Having quite properly decided the threshold jurisdictional question first, the Johnson court turned to the dismissal of the non-diverse defendants. Referencing the prior preemption discussion (“[a]s we discussed above”; “[c]onsistent with our discussion in Section II.C., supra”) the court held that the claims against them were likewise preempted.  Id. at *7.

So what?

This ruling is a bigger deal than it seems, because a number of other circuits require remand of cases where the same argument that supports a finding of fraudulent joinder also provides a dispositive defense on the merits to the remaining defendants.  This so-called “[c]ommon-defense exception,” Walton v. Bayer Corp., 643 F.3d 994, 1001 (7th Cir. 2011), was one of the grounds that plaintiffs used to keep defendants bottled up in Illinois’ notorious Madison and St. Clair Counties.  As described by Walton(before finding the exception wasn’t met):

This brings us to the plaintiff’s alternative argument for why complete diversity is absent.  The nondiverse defendants . . . are distributors, like the pharmacy.  If the learned-intermediary doctrine applies with equal force to them, and therefore negates a duty to warn of dangers of which they were unaware, and thus creates a defense common to all the defendants, the case has to be remanded to the state court. For, as we mentioned earlier, a plaintiff can defeat the fraudulent-joinder exception to the requirement of complete diversity of citizenship by proving that his claim against the nondiverse defendant is no weaker than his claim against the diverse defendants. Especially if the claims are identical, the diverse defendants really are just arguing that the suit has no merit, period. And that is a ground not for removal but for asking the court in which the suit was filed − the state court − to dismiss the suit.

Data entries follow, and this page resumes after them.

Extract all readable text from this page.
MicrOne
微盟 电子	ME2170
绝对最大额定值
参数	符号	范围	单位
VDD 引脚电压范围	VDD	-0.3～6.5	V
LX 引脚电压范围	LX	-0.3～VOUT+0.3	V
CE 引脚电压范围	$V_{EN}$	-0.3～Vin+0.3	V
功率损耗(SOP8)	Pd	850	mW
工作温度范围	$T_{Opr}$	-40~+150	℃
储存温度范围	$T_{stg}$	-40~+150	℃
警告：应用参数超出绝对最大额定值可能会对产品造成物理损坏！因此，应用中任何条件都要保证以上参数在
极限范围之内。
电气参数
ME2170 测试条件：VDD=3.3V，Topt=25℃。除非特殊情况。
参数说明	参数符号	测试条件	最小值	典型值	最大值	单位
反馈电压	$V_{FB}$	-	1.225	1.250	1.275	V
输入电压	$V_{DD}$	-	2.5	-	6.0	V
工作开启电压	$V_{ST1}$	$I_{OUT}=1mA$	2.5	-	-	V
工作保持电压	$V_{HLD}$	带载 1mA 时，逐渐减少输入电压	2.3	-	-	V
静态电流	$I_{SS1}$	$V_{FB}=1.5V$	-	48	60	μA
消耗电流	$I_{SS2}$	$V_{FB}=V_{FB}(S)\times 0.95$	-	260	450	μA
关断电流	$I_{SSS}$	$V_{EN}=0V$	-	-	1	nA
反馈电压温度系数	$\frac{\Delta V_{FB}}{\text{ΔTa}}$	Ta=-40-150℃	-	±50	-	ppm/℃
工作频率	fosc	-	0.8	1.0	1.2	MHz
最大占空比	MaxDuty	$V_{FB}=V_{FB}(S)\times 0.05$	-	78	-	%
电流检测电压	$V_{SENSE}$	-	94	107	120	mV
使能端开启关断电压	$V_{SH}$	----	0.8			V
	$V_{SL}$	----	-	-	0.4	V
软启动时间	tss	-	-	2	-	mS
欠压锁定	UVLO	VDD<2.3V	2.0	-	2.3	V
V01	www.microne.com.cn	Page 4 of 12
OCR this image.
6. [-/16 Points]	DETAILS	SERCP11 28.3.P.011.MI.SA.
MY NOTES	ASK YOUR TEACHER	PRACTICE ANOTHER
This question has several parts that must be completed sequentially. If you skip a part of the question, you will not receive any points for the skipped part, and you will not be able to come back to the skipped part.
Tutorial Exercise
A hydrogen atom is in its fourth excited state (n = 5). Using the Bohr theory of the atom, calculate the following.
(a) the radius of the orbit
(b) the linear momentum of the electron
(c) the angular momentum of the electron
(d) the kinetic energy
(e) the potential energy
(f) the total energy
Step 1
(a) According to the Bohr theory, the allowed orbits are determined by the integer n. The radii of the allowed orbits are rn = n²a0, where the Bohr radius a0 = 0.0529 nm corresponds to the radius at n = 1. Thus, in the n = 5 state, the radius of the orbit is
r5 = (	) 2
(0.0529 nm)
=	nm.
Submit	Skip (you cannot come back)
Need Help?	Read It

Walton, 643 F.3d at 1001 (citing cases from Third, Fifth, and Ninth Circuits) (emphasis added).

Not in the Fourth Circuit.  In Johnson, the court first found fraudulent joinder on the basis of FCC preemption, and then found that the plaintiffs had not stated a claim against the remaining, diverse defendants – both on the exact same preemption rationale. Thus, the “common defense exception” that holds sway in some circuits, plainly does not exist in the Fourth Circuit. At minimum, there’s now a circuit split, which might be a reason for the United States Supreme Court to review the issue.

This “common defense exception” to fraudulent joinder can loom large in our drug/device cases.  Both implied generic preemption and express PMA preemption would equally bar claims asserted against the product manufacturer as well as that same product’s often non-diverse distributors.  Fraudulent joinder is a demanding enough standard for defendants as it is; there doesn’t need to be any exception that allows plaintiffs to gain a jurisdictional benefit by bringing blatantly preempted claims against non-diverse defendants.  Federal courts are just as capable of preventing plaintiffs from gaming the system in this way as are state courts.